Kyrgyz President Almazbek Atambayev kicked the year off with a quick trip to Beijing which began on January 6 and by January 9 had morphed into a vacation with his family. The visit was lauded in Chinese government press releases as marking the 25th anniversary of relations between the two states and underlying the strong bilateral relationship.
“China and Kyrgyzstan have truly become good friends, good neighbors and good partners,” a Foreign Ministry report commented.
Kyrgyzstan is one of China’s smallest neighbors, both economically and geographically, but the two states see great value in spurring the growth of their relationship. The Chinese border with Kyrgyzstan may be only 533 miles long, but it’s one of China’s gateways to Central Asia and a node on the amorphous but undeniable Belt Beijing is working on from China to Europe.
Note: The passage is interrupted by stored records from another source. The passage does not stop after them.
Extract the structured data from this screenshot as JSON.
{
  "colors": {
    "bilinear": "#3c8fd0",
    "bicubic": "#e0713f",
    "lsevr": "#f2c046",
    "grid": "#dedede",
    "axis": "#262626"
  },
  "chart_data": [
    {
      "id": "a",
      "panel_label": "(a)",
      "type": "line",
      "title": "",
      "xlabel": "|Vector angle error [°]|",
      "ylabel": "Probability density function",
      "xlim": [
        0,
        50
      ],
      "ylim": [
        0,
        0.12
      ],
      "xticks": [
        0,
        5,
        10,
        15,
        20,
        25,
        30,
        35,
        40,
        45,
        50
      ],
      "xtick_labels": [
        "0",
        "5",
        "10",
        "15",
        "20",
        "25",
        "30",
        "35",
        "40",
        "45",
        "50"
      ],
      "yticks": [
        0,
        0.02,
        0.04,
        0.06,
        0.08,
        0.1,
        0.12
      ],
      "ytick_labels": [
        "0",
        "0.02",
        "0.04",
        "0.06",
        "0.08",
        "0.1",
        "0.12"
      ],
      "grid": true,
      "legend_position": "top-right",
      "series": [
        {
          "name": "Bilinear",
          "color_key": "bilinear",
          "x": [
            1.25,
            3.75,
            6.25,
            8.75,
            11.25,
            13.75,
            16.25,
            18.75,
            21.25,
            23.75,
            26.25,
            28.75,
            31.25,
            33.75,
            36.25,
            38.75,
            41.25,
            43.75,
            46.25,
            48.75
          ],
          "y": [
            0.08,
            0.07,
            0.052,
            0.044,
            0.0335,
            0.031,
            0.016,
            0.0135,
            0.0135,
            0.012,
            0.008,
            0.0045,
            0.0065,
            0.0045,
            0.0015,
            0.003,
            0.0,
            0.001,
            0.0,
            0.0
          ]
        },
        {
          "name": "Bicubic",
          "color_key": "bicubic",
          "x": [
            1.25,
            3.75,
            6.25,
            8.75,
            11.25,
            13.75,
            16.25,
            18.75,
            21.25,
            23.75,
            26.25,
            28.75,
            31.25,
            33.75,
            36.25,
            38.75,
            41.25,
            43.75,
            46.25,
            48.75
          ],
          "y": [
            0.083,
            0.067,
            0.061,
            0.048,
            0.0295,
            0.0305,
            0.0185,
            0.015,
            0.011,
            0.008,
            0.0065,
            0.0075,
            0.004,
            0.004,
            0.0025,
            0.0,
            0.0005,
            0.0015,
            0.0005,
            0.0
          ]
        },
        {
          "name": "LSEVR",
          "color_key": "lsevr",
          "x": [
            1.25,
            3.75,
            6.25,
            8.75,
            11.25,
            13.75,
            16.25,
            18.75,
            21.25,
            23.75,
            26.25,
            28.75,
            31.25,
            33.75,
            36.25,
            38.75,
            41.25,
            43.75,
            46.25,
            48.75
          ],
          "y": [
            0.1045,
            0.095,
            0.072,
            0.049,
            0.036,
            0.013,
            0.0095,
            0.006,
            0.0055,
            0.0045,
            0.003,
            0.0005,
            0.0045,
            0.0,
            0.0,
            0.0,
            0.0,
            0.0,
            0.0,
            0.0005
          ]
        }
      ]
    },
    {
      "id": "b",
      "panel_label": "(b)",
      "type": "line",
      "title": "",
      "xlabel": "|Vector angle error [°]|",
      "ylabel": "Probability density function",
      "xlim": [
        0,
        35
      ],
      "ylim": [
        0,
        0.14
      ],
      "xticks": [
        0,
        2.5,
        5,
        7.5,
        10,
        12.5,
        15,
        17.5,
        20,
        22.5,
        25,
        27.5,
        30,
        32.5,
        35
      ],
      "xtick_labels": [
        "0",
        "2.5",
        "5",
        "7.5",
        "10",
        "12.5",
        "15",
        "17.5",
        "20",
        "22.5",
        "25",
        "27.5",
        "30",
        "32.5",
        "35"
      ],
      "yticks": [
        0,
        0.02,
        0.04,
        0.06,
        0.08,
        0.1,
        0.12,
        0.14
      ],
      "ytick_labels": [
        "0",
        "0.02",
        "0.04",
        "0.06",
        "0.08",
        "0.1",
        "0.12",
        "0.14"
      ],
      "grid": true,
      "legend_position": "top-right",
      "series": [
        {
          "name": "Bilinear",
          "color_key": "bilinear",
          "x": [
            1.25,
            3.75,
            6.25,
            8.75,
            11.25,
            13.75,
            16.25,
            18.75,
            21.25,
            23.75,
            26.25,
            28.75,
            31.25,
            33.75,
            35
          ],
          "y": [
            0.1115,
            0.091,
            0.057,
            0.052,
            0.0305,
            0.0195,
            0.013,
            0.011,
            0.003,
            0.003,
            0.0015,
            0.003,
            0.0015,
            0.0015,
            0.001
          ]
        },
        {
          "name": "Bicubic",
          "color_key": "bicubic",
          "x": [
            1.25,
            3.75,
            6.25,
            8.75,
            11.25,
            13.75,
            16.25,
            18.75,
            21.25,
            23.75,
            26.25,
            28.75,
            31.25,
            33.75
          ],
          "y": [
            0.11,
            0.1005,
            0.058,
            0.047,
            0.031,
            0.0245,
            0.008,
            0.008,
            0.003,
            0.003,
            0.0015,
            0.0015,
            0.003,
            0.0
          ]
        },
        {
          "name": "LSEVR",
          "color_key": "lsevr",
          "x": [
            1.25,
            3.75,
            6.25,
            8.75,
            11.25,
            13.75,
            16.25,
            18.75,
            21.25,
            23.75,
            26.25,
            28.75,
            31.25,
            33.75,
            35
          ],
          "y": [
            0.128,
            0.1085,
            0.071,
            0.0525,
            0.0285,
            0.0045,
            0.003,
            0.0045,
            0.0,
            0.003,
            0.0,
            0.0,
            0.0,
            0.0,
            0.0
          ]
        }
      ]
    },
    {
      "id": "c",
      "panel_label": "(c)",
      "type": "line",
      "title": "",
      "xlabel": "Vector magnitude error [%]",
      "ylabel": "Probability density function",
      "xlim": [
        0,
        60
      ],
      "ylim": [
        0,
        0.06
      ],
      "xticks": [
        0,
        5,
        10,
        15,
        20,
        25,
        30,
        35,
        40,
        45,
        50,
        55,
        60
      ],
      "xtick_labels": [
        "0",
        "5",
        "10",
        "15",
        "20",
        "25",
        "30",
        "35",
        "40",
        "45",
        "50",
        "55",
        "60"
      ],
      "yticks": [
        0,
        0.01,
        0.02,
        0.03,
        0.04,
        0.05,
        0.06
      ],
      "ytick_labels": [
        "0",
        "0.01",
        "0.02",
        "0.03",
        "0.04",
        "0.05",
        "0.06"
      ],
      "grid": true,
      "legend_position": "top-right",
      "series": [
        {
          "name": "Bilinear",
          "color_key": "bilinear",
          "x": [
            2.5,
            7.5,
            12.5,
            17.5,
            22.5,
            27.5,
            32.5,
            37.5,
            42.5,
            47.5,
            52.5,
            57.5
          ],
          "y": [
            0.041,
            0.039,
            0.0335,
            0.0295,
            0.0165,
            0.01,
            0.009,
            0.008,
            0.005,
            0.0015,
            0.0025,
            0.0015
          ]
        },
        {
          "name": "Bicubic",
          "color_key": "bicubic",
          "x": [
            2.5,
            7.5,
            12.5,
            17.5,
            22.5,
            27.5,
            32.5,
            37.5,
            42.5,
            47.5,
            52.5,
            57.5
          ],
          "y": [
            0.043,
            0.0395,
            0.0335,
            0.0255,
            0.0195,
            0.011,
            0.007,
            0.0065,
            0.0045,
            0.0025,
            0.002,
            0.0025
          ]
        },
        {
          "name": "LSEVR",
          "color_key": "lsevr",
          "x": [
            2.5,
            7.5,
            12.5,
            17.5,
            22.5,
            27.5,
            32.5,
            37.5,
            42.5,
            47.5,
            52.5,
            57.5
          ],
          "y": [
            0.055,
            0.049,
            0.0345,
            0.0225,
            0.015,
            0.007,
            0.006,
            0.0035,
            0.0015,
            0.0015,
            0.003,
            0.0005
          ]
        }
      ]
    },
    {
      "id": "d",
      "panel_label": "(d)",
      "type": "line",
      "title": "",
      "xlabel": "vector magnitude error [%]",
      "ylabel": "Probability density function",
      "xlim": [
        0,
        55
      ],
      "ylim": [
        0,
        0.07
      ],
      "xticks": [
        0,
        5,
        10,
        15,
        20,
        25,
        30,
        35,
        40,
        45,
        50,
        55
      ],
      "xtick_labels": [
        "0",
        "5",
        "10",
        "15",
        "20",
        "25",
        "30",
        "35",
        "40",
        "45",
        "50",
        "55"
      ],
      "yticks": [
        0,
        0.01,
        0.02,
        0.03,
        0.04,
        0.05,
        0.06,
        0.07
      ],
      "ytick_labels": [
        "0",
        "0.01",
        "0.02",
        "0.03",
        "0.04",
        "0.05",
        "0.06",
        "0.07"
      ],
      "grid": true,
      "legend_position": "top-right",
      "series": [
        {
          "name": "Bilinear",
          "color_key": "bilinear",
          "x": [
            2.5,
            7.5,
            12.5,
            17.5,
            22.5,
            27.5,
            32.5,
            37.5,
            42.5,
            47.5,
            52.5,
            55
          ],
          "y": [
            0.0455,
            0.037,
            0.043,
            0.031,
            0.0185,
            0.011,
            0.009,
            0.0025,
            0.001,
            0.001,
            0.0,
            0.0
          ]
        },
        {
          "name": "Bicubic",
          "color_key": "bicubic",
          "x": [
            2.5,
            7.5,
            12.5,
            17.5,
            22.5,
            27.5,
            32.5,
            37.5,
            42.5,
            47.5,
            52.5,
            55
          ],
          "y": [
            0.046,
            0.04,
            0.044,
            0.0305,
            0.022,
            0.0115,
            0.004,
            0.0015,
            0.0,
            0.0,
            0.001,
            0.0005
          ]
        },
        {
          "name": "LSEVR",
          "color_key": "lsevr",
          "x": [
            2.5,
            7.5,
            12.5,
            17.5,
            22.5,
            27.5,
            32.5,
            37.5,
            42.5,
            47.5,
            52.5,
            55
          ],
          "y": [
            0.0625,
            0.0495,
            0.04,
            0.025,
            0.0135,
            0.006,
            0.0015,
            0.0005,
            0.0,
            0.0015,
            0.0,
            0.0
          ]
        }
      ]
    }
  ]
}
The Kyrgyz see in China a partner and potential investor, to both complement and perhaps balance, Russia. In early 2016, Kyrgyzstan terminated an agreement in which Russia was to finance the construction of various hydropower projects. To put it simply, the Russians weren’t able to make good on the financing and the Kyrgyz needed to move on. Reports surfaced last spring that the Chinese would be taking up the projects and in the fall, Akipress reported that companies from five countries were interested in implementing the project on the Naryn river. At this point, however, it’s not quite clear if the project has investors yet. China would seem to be the logical option, but Beijing may not bite.
The Chinese see in Kyrgyzstan a connection on the Belt, a customer for its companies, a venue for its merchants, and a partner in managing the threat of terrorism across what once was known as Turkestan — stretching from Tibet to the Caspian Sea. The suicide bombing targeting the Chinese Embassy in Bishkek in late August 2016 did not put counterterrorism on the bilateral agenda — it was already there — but it did refocus cooperation between the two with regard to what’s known in Chinese diplospeak as the “three evils,” namely terrorism, separatism, and extremism.
The embassy bombing was surprising, but inept. There were no deaths, aside from the bomber, and only three Kyrgyz were injured. Four months later both Beijing and Bishkek remain serious in the narrative that the bomber was part of a larger plot.
Atambayev discussed the issue with Chinese President Xi Jinping. According to Chinese state media, the two “vowed to deepen security cooperation and jointly fight terrorist forces such as the East Turkistan Islamic Movement.”
In Istanbul, the Chinese and Kyrgyz Ambassadors to Turkey met and announced that suspects related to the August embassy bombing were hiding out in Istanbul. 24.kg reports that the meeting with organized by the Chinese side, and they they discussed the recent terrorist attacks in Istanbul — particularly the New Years nightclub attack in which a Kyrgyz man was among the initial suspects (after a pair of men or a single man dressed as Santa Claus). The Kyrgyz suspect has been cleared, given the fact he wasn’t even in Turkey the night of the attack. Turkish police now say the attacker was an Uzbek militant with the same last name.
How precisely Kyrgyzstan and China plan to deepen their security cooperation is unclear. The two already cooperate via the Shanghai Cooperation Organization and Bishkek, in the past, has deported Uighurs upon request from Beijing. As Ryskeldi Satke depicts in a recent piece for Al Jazeera, Uighur communities in Central Asia are increasingly in an awkward position.
Although Atambayev’s trip to China was advertised by officials in Bishkek as short, the president apparently decided to stay for a vacation until January 14. He was criticized in Kyrgyz press for the vacation but administration officials stressed that vacation time is on the president’s dime, not Bishkek’s.